Ho provato a capire il colore delle bugie. Alcuni parlano di bugie bianche, quando alludono alle bugie di poco conto, a quelle che non ledono terzi e a loro dire sono dette “a fin di bene”. Partendo da questo, ho intuito che se esistevano bugie bianche, potevano esserci anche quelle nere, oscure che creano danni alle persone, che le infangano, quelle bugie proferite per interesse personale, per un tornaconto miserabile. Poi però ho intuito che, come tutte le cose, la soluzione è a metà strada, in equilibrio tra il bianco e nero. Il problema del nero è che non esiste una gradazione o una sua sfumatura nella scala Pantone. Il nero è nero. Quindi “nero chiaro quasi bianco” è una finzione, è un colore che non esiste, come le bugie calate nella realtà.

Nero Chiaro Quasi Bianco, il romanzo di esordio di Pippo Zarrella

Il protagonista di Nero chiaro quasi bianco è un cinico avvocato che ha come segni particolari l’avere nascosti numerosi scheletri nell’armadio. Si è mai rivisto nel suo personaggio o ha preferito creare un personaggio dal quale poter prendere nettamente le distanze?

L’avv. Ferrajoli è la sintesi di tutto ciò a cui un avvocato non deve aspirare e per questo, essendo l’opposto a volte si sfiora, si tocca con quello che sono.
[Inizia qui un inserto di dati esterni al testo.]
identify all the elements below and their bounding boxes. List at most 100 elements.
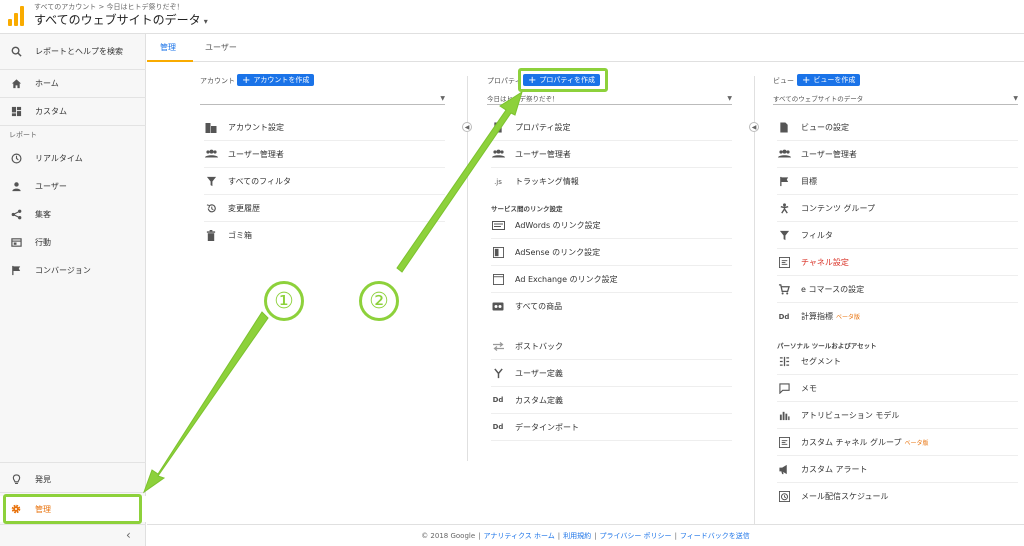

In fin dei conti, Ferrajoli è una persona sola che ha preferito la forma alla sostanza nei rapporti e nella vita. Chi può dire di non essere un po’ complice e vicino alla forma mentis di Oreste?

C’è chi dice che leggere significa vivere ogni giorno la vita e le disavventure di qualcun altro. Quanto è vera, secondo lei, questa poetica visione della narrativa e della letteratura?

Ti rispondo con un aforisma che ho letto in giro da qualche parte: “chi dice che non puoi acquistare la felicità, non è mai entrato in una libreria”. Immergersi nelle storie, diventare amico del Vecchio de “il vecchio e il mare” o provare ad aiutare il dottor Pereira di “Sostiene Pereira” in cambio di pochi euro (il costo di copertina di un libro), penso che sia un privilegio da custodire per sempre. Siamo uno, nessuno e centomila, ogni libro parla di noi, e noi, siamo un granello di quella storia scritta per noi.

Cosa direbbe, oggi, a quel giovane scrittore venticinquenne che scriveva racconti e sognava di pubblicare il suo primo romanzo?

Che il lavoro artigianale, quale è la scrittura, premia sempre. Che quando la strada non è segnata, bisogna cercarla, anche al buio e da soli. E poi, la cosa più importante: bisogna studiare. Sempre. È l’unico modo per elevarsi e uscire dallo stagno e nelle acque salmastre nelle quali siamo immersi.

Unire lavoro e passione, facendo dell’una l’essenza stessa dell’altro. Scrittura e diritto, lettura e legge, due lati della stessa medaglia che trovano perfetta armonia nella vita di uno scrittore avvocato, alle prese con un enigmatico romanzo di esordio.